Diplomatic Go

yebellz · September 15, 2020, 3:18pm

I think these are interesting ideas, and I definitely want us to explore these questions further, especially for potential adjustments in future games.

I would like to comment with more detail about incentives and strategic options, but I don’t want to personally influence the decision making in the current game. So, I’m purposely holding back on some thoughts for until the game is over.

Instead, I would like to mainly focus on some general game theoretic discussion and comment on the proposed variations which are quite different from the current game.

However, first let me just remark on this:

That specific comment quoted from me in the rules is more of a strategic clarification/interpretation. Ultimately, however, the players can try to shape the outcome of the game however they wish, and their personal preferences might be more fine grained (and based on many things that transpire during the game) than the simple distinctions between win, loss, and draw as defined in the rules. I do not intend to enforce any sort of prohibition against “playing for a strong second” or “throwing a game”, and such a thing cannot be objectively done anyways.

The concept of playing for as large of a score as possible vs playing for the largest score significantly changes the nature of the game. Analogously, standard Go is also drastically changed by adjusting the objective from maximizing probability of victory to maximizing score. Of course, human players do ultimately seem to have some preference toward maximizing their score (in standard Go), but this is typically a secondary and unofficial objective. If one actually changes the objective in standard Go, then considerations about risk and strategy are profoundly changed.
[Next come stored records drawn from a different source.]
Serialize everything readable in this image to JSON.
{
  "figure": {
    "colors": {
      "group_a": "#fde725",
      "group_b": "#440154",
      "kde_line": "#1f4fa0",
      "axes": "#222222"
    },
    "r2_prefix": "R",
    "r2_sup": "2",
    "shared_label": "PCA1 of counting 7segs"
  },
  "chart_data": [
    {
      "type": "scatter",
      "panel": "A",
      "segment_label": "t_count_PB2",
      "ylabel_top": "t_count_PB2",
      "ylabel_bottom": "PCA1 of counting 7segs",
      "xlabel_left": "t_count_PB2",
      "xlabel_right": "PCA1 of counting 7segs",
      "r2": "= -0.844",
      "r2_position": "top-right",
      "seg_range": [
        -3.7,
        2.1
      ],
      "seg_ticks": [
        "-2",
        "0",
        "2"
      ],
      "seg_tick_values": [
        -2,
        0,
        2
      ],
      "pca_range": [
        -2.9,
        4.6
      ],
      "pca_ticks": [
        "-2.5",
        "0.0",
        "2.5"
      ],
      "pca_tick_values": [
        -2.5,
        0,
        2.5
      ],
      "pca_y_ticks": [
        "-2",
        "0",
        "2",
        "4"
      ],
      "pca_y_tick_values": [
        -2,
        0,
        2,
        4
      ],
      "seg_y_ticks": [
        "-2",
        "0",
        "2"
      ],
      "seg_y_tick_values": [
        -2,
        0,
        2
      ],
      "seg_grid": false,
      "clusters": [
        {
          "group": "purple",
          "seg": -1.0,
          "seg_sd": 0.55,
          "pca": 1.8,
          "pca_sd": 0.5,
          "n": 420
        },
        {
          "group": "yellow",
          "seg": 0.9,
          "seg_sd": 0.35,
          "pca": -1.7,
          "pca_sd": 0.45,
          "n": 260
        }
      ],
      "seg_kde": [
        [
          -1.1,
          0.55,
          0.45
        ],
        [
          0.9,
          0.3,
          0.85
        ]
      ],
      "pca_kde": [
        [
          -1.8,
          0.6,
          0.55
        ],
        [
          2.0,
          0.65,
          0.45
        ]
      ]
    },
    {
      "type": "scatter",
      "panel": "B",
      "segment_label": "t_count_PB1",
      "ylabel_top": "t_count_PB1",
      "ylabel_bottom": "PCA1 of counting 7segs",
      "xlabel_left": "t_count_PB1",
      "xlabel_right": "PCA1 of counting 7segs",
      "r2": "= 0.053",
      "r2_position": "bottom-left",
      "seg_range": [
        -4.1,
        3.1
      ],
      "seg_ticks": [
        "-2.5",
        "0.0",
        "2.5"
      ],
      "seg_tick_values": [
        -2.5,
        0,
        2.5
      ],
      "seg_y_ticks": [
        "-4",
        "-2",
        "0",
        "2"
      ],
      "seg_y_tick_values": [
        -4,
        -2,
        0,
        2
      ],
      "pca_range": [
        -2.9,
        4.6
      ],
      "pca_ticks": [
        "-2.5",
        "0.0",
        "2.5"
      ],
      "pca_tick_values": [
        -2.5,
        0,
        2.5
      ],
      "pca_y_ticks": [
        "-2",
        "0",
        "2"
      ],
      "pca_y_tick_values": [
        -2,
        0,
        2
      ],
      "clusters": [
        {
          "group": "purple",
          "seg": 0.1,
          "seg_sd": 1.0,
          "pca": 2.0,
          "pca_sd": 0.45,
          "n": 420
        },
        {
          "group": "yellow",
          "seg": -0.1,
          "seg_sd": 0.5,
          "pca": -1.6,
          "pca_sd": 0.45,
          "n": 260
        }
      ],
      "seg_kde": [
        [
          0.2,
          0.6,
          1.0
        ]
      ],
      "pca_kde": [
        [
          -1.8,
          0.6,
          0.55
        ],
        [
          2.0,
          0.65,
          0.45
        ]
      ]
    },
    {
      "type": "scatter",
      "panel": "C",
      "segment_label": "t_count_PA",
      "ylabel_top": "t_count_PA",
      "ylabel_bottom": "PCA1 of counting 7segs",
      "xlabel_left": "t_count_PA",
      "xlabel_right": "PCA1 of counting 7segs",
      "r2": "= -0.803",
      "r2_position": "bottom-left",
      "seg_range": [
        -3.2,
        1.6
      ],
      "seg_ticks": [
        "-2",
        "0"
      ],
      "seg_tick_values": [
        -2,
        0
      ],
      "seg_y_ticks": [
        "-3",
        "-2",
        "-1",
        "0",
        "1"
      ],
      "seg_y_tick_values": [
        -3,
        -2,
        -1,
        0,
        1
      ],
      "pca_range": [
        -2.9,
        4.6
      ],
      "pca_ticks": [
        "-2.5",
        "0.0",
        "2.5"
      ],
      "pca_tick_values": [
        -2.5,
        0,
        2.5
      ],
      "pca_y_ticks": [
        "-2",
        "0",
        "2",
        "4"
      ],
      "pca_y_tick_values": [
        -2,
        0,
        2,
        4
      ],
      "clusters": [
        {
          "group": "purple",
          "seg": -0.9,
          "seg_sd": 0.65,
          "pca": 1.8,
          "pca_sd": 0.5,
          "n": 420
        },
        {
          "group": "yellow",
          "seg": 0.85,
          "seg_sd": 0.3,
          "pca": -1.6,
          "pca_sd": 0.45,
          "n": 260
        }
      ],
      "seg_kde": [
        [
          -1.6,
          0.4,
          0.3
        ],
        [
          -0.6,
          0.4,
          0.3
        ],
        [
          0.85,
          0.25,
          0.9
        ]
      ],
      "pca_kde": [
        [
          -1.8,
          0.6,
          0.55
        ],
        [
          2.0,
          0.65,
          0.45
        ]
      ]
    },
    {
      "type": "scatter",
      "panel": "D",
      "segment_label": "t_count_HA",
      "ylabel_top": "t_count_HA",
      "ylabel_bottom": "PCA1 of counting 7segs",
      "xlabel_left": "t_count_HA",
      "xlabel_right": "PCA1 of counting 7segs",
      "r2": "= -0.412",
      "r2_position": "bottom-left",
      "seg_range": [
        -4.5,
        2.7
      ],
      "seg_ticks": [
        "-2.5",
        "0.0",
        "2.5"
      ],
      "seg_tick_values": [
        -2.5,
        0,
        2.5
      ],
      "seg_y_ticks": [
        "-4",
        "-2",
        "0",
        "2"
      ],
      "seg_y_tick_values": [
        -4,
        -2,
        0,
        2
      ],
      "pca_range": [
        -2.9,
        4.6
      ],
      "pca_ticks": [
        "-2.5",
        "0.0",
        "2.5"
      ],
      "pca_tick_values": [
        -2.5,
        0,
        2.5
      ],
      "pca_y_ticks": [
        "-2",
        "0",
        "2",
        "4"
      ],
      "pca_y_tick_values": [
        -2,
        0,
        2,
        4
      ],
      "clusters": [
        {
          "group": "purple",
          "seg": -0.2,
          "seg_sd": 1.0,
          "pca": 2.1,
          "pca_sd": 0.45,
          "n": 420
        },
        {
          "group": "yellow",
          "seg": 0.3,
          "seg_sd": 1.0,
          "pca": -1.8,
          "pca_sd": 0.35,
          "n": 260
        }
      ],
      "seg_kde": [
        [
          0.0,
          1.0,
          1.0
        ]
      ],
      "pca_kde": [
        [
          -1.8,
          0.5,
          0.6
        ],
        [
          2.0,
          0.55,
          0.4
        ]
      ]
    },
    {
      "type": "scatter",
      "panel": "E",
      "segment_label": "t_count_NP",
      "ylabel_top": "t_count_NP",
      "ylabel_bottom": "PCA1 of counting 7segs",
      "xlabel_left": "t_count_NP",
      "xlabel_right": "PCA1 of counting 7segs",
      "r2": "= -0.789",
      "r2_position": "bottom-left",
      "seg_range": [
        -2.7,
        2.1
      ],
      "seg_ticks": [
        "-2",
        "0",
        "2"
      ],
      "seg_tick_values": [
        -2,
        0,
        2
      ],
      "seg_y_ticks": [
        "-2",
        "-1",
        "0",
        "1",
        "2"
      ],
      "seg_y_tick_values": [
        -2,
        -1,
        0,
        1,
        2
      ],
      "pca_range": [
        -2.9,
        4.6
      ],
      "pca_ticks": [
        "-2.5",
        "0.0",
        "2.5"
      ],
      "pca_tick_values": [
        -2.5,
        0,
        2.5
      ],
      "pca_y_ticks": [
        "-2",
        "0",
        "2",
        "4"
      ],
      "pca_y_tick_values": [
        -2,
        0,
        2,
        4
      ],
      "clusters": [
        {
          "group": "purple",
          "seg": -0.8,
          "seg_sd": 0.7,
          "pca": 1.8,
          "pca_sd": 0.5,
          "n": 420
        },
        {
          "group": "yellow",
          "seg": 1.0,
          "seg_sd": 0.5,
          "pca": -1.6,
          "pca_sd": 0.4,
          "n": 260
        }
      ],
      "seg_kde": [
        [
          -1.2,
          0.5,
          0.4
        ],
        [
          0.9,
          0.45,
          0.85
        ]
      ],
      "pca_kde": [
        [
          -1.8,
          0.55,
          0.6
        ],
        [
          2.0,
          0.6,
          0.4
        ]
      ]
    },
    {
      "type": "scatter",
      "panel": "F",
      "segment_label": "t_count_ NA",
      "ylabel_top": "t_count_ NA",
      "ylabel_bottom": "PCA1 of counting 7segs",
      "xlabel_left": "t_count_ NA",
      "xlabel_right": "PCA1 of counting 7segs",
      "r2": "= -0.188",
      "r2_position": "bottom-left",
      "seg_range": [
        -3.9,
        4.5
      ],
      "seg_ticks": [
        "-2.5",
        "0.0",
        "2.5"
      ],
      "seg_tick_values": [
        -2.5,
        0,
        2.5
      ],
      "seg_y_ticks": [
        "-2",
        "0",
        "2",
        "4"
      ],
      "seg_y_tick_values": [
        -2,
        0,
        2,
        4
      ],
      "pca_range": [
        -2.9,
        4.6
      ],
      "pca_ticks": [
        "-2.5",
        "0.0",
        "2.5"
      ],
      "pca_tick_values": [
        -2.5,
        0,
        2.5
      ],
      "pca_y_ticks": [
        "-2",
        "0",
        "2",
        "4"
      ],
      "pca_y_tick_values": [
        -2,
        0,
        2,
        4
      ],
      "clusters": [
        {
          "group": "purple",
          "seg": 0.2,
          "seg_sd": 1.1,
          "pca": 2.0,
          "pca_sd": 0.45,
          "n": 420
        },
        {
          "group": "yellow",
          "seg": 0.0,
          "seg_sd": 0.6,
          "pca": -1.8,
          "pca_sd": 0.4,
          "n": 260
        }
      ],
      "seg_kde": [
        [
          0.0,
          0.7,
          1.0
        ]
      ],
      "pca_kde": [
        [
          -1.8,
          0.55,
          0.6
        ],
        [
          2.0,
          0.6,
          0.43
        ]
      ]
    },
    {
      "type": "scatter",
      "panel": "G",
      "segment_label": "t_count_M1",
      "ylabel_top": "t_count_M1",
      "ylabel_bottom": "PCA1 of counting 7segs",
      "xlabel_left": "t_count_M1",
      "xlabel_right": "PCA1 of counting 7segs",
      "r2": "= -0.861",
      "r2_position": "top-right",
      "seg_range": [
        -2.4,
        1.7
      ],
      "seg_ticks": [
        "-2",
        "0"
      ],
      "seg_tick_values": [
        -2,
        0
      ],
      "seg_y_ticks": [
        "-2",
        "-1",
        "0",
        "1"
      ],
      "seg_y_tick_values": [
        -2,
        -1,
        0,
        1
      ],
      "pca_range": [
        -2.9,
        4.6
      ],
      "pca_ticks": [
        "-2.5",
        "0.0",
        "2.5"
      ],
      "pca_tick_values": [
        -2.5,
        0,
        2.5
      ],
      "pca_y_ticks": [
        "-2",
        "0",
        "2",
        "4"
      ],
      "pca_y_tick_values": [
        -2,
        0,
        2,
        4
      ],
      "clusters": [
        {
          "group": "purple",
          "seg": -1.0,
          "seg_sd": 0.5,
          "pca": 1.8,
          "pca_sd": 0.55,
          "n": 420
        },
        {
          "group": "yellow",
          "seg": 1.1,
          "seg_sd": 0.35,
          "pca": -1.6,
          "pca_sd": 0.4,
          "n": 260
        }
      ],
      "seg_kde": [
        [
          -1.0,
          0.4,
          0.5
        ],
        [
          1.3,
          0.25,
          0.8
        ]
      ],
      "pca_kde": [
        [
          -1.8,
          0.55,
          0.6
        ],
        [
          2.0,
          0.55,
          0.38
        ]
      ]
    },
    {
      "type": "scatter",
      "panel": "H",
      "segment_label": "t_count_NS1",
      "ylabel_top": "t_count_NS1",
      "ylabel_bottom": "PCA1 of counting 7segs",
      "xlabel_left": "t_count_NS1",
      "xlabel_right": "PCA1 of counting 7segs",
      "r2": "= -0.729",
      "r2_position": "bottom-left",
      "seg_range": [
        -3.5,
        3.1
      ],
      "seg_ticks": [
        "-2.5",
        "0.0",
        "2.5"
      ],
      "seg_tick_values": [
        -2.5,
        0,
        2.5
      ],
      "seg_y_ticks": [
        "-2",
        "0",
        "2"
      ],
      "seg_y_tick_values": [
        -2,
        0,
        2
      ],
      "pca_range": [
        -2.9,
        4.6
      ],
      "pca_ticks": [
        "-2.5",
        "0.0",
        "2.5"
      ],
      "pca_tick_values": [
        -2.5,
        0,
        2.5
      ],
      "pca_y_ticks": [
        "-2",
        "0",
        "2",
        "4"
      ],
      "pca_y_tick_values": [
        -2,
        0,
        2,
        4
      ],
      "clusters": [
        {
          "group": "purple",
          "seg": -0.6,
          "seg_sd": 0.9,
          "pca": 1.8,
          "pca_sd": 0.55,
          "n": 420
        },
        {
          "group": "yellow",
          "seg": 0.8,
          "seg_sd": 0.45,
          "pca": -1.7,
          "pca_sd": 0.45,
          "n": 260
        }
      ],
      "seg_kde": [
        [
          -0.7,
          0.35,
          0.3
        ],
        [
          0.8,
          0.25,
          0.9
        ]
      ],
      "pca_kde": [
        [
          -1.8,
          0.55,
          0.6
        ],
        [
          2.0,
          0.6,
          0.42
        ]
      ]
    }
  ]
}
For example, with the standard Go rules, if one is uncertain about the security of a local position, but confident of having a substantial lead, then one might play a slack but safer move in order to feel more secure about preserving the lead while even ceding some of it. In another example, if one is trailing in expected score, standard Go incentivizes bold, even risky, plays that aim to take the lead, even if such moves might come with an increased risk of falling behind even further. Changing the objective of a two-player game to maximization of score greatly impacts the strategic considerations in situations like these examples.

Stone scoring introduces yet another wrinkle with the concept of group tax, which adds an incentive to create fewer and larger groups, and to fill in as many eyes as possible. However, with the multiplayer angle of diplomatic go, where life and death is affected by the possibility of multiple eyes being filled simultaneously, the consideration of how many eyes to leave in a group (which impacts stone scoring) is affected by diplomatic considerations. For example, a player with a large group with X single-point eyes might wish to fill in more of those eyes to gain more points, but has to consider whether if doing so changes the life and death status of that group, which ultimately depends on the other player’s willingness to attack a potentially vulnerable group. If each player’s own preference is to only maximize their own score (and not care about any other player’s score), then maybe there is no incentive to help try to kill a particular group (that is not adjacent to any of their own), and maybe such a hostile action might be diplomatically discouraged due to concerns of damaging retaliation.

Regarding payout design and general game theoretic considerations: A game might assign numerical payouts to various outcomes, but it is important to note that such payouts do not necessarily correspond to the utility functions that are implicitly defined by player preferences (even if those preferences generally correspond to the objective of maximizing one’s payout). The expected utility perspective of rational behavior requires knowledge of the utility function in order to understand/predict behavior, however, such behavior depends on the individual’s risk tolerance/aversion, which is not just a function of expected payout, but also depends on higher-order moments (like variance) and, generally, the entire distribution over the payouts (when dealing with the potential uncertainties at an intermediate stage of the game). A beautiful foundational result in game theory establishes that (under mild assumptions of player’s preferences being self-consistence and non-pathological) a utility function does indeed exists such that the maximization of expected utility (with respect to this function) captures all of the nuances (including risk) inherent to a player’s preferences. However, explicitly determining this utility function from a player’s individual preferences is not at all obvious, and generally impossible without a deep understanding of those preferences. Such preferences might also depend on various externalities and psychological factors that arise from interaction with other players as well. Thus, while a game can establish payouts for various outcomes, which will have an impact on player’s preferences and their implicit utility functions, it cannot hope to fully dictate those utility functions.